It’s summer – keep it safe

Water looks so appealing, especially in hot weather. Children want to splash in it and adults see it as the ultimate cool-down. But, however inviting it looks we can’t forget its risks. Water depths can be deceptive, currents at sea highly changeable and not all water is safe to swim in.

And, unfortunately, going on holiday to unfamiliar surroundings only ups the risk factor. We all want our holidays to be the best days of our lives. But annual figures put out by the Royal Life Saving Society show that more UK children drown in pools on holidays abroad than pools here. Remember, most hotels, villas and beaches don’t have lifeguards so it’s so important to keep your children safe.

Remember getting into difficulty can happen all too quickly. That’s something Angela’s mum knows only too well.

On a quiet family holiday to Puerto Rico, with five foot high waves crashing onto the sand, and red flags warning no swimming, Jean was amazed to see people out at sea. She’d been an international swimmer, competing in the Commonwealth Games in 1970, yet hated the sea. Realising that a teenage boy was getting swept onto the rocks and would likely drown she put her fears behind him, pushed through the icy water, and saved the thirteen year old.

Jean Pendrich - Commonwealth Swimmer - Angela Wilson's mum

Jean Pendrich – Commonwealth Swimmer – Angela’s mum

It’s something her, the boy Derek and his parents will never forget. When the national newspapers heard what Jean had done they called her ‘supergran’!

Whatever your age, the fact is that being a confident and accomplished swimmer is your best way to stay safe in and around water. As a swim school we know that giving children regular lessons is key to this but they can be backed up by following our useful guide to help you and your family stay safe near water.

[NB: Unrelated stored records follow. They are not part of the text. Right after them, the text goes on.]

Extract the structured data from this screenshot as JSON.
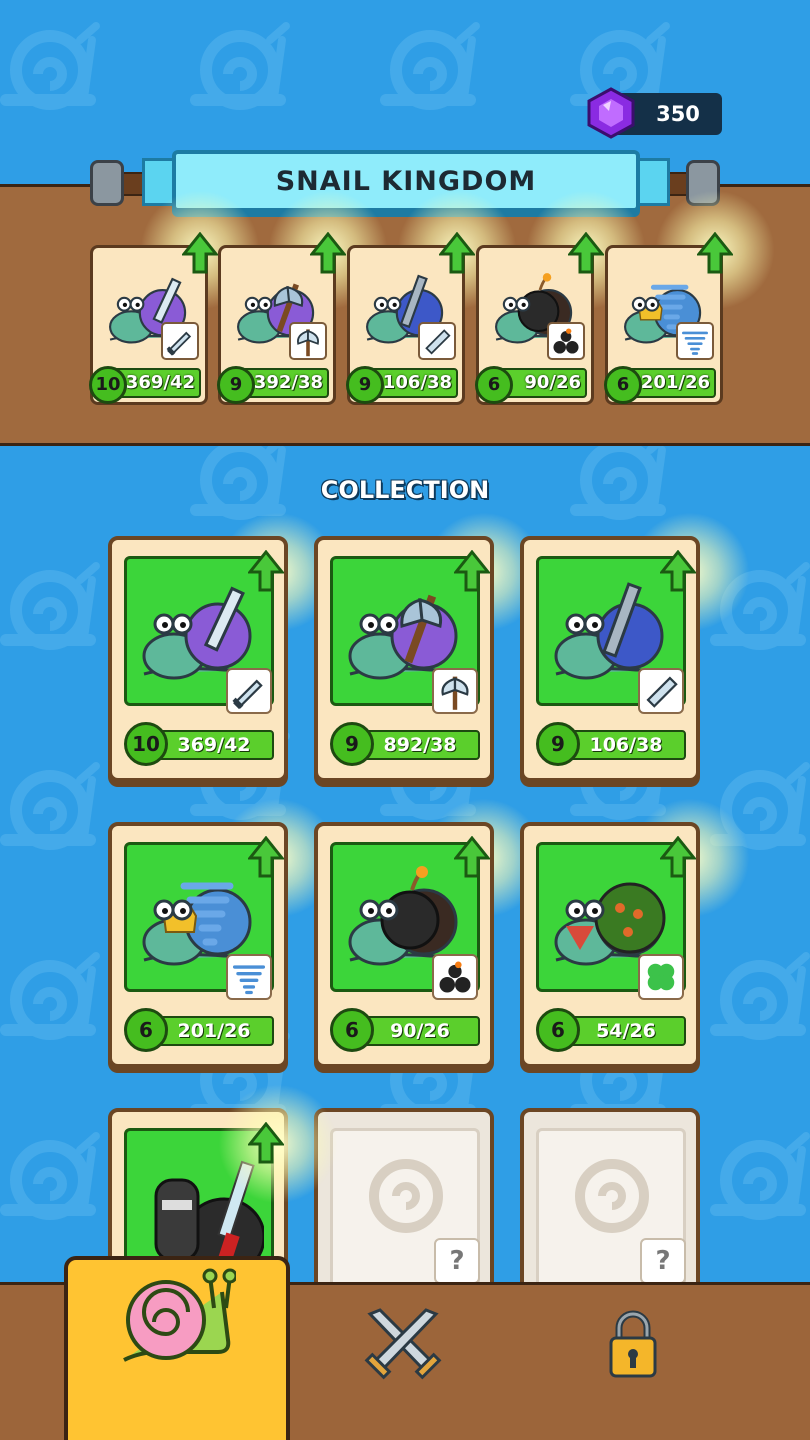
{
  "currency": {
    "gems": "350",
    "icon": "purple-gem-icon"
  },
  "team": {
    "title": "SNAIL KINGDOM",
    "slots": [
      {
        "level": "10",
        "progress": "369/42",
        "weapon": "sword-icon"
      },
      {
        "level": "9",
        "progress": "392/38",
        "weapon": "axe-icon"
      },
      {
        "level": "9",
        "progress": "106/38",
        "weapon": "cannon-icon"
      },
      {
        "level": "6",
        "progress": "90/26",
        "weapon": "bombs-icon"
      },
      {
        "level": "6",
        "progress": "201/26",
        "weapon": "tornado-icon"
      }
    ]
  },
  "collection": {
    "title": "COLLECTION",
    "cards": [
      {
        "level": "10",
        "progress": "369/42",
        "weapon": "sword-icon"
      },
      {
        "level": "9",
        "progress": "892/38",
        "weapon": "axe-icon"
      },
      {
        "level": "9",
        "progress": "106/38",
        "weapon": "cannon-icon"
      },
      {
        "level": "6",
        "progress": "201/26",
        "weapon": "tornado-icon"
      },
      {
        "level": "6",
        "progress": "90/26",
        "weapon": "bombs-icon"
      },
      {
        "level": "6",
        "progress": "54/26",
        "weapon": "clover-icon"
      }
    ],
    "locked_label": "?"
  },
  "nav": {
    "tabs": [
      {
        "name": "snail-tab",
        "icon": "snail-icon",
        "active": true
      },
      {
        "name": "battle-tab",
        "icon": "crossed-swords-icon",
        "active": false
      },
      {
        "name": "locked-tab",
        "icon": "padlock-icon",
        "active": false
      }
    ]
  },
  "colors": {
    "background": "#2f9ee6",
    "panel": "#a06a3e",
    "card_green": "#3cd53a",
    "banner": "#8fecfb",
    "active_tab": "#ffc432"
  }
}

Jean Pendrich with her swimming awards

A young Jean Pendrich with her swimming awards

Summer safety for you and your family:

  • Keep pools out of bounds until you’re unpacked, relaxed and ready to watch. Never let youngsters alone near water.
  • Always wear armbands These bands of air are your best friend. Helping children float and safely enjoy water, they won’t come off or float away. Pop them in your beach-bag and always wear them near water.
  • Read the signs Plenty of water information is shared at beaches and near open water like lakes and ponds.
  • Respect the flags Lifeguards mark safe sea swimming zones with their red and yellow, two-colour flags. Remember if the red flags are up stay out of the water as it’s not safe.
  • Know your limits Most water accidents happen because people think they can swim better than they actually do.
  • Water is unpredictable even if it looks inviting. Swimming lessons are not just another after-school club but an essential life skill all children should have.
  • Listen up! A single blast from a lifeguard’s whistle means they need to get someone’s attention. Pay attention, it might be you they need to speak to.